One Week To Go!

The Festival runs from Saturday 18th July to Sunday 2nd August, and promises to be the biggest ever with at least 630 excavations, walks, talks, behind-the-scenes tours and activity days.

Festival advert The event is being launched by the Culture Minister Barbara Follett MP in York at the site of Hungate, the largest excavation to have taken place in the city for 25 years. Other highlights include the editor of British Archaeology magazine, Mike Pitts, appearing on Antony Gormley’s famous Fourth Plinth in Trafalgar Square.

Now in its 20th year, the Festival of British Archaeology is coordinated by the Council for British Archaeology. It is celebrated both by national bodies such as the National Trust, English Heritage, and the British Museum, as well as the hundreds of societies, community archaeology groups, museums and universities that champion the history on our doorsteps. There’s nothing quite like it anywhere else in the world.

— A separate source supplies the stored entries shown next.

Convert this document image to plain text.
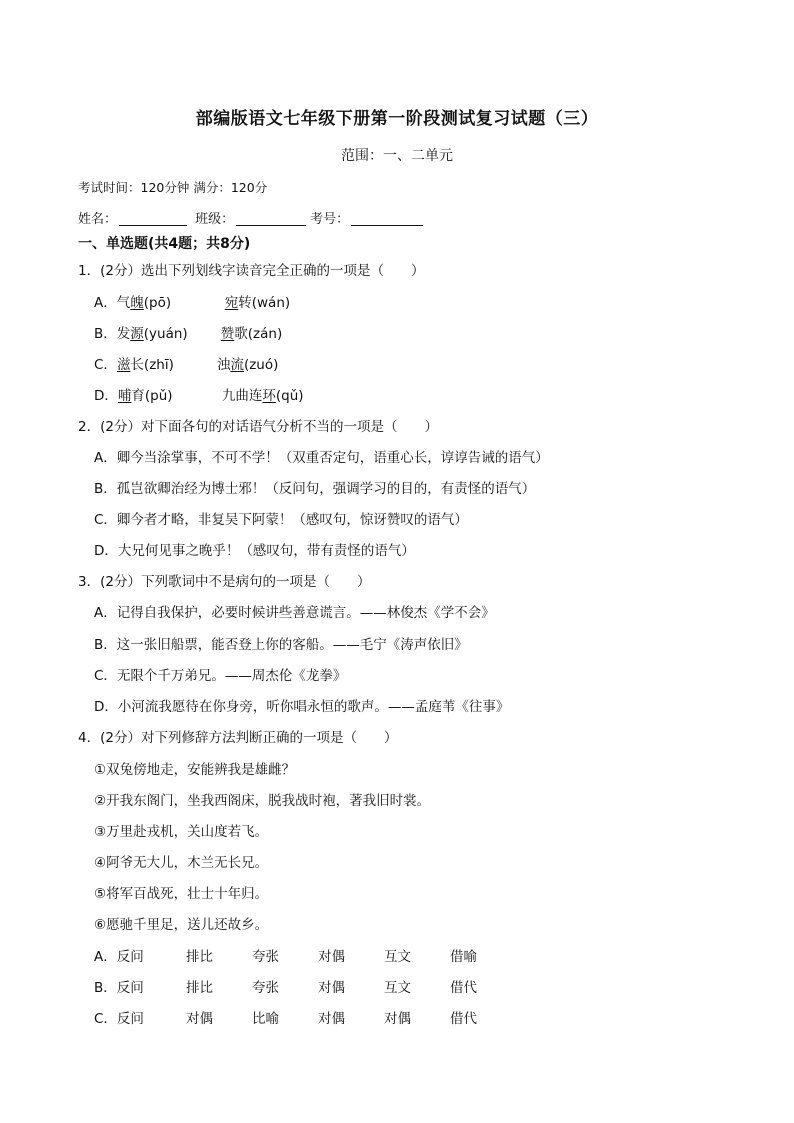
部编版语文七年级下册第一阶段测试复习试题（三）
范围：一、二单元
考试时间：120分钟 满分：120分
姓名：	班级：	考号：
一、单选题(共4题；共8分)
1．(2分）选出下列划线字读音完全正确的一项是（　　）
A．气魄(pō)	宛转(wán)
B．发源(yuán) 赞歌(zán)
C．滋长(zhī)	浊流(zuó)
D．哺育(pǔ)	九曲连环(qǔ)
2．(2分）对下面各句的对话语气分析不当的一项是（　　）
A．卿今当涂掌事，不可不学！（双重否定句，语重心长，谆谆告诫的语气）
B．孤岂欲卿治经为博士邪！（反问句，强调学习的目的，有责怪的语气）
C．卿今者才略，非复吴下阿蒙！（感叹句，惊讶赞叹的语气）
D．大兄何见事之晚乎！（感叹句，带有责怪的语气）
3．(2分）下列歌词中不是病句的一项是（　　）
A．记得自我保护，必要时候讲些善意谎言。——林俊杰《学不会》
B．这一张旧船票，能否登上你的客船。——毛宁《涛声依旧》
C．无限个千万弟兄。——周杰伦《龙拳》
D．小河流我愿待在你身旁，听你唱永恒的歌声。——孟庭苇《往事》
4．(2分）对下列修辞方法判断正确的一项是（　　）
①双兔傍地走，安能辨我是雄雌？
②开我东阁门，坐我西阁床，脱我战时袍，著我旧时裳。
③万里赴戎机，关山度若飞。
④阿爷无大儿，木兰无长兄。
⑤将军百战死，壮士十年归。
⑥愿驰千里足，送儿还故乡。
A．反问	排比	夸张	对偶	互文	借喻
B．反问	排比	夸张	对偶	互文	借代
C．反问	对偶	比喻	对偶	对偶	借代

CBA Director Mike Heyworth said:

Taking a closer look at the lives of our ancestors through the objects and landscapes they have left behind is an experience no one ever forgets. We hope that by taking part people will be encouraged to explore the past further, whether by visiting museums, joining a local archaeology group or by reading more about their favourite period.

The range and variety of events this year is astonishing, from a tour of the WWII pillboxes of Porthcurno in Cornwall to Viking storytelling at Unst in Shetland, and from foraging on the Thames Foreshore with the help of a team of local experts, to joining in with the excavation of a Victorian terraced house in Sheffield.

To help budding archaeologists find their local events, the CBA has launched a brand new website. Visit the Festival blog to keep up with the latest developments during the Festival itself.

Find out what’s happening on your doorstep and discover archaeology!


Notes for editors:

The Festival of British Archaeology is co-ordinated by the Council for British Archaeology, an educational charity founded in 1944 to promote the appreciation and care of the historical environment for the benefit of present and future generations.

The Festival of British Archaeology is the new name for the extremely successful and popular National Archaeology Week, the annual UK-wide event which encourages people to get involved in archaeology through specially organised events and which has been celebrated and supported by hundreds of heritage organisations since its outset in 1990.

The CBA works closely with colleagues in Archaeology Scotland who organise Scottish Archaeology Month each year in September.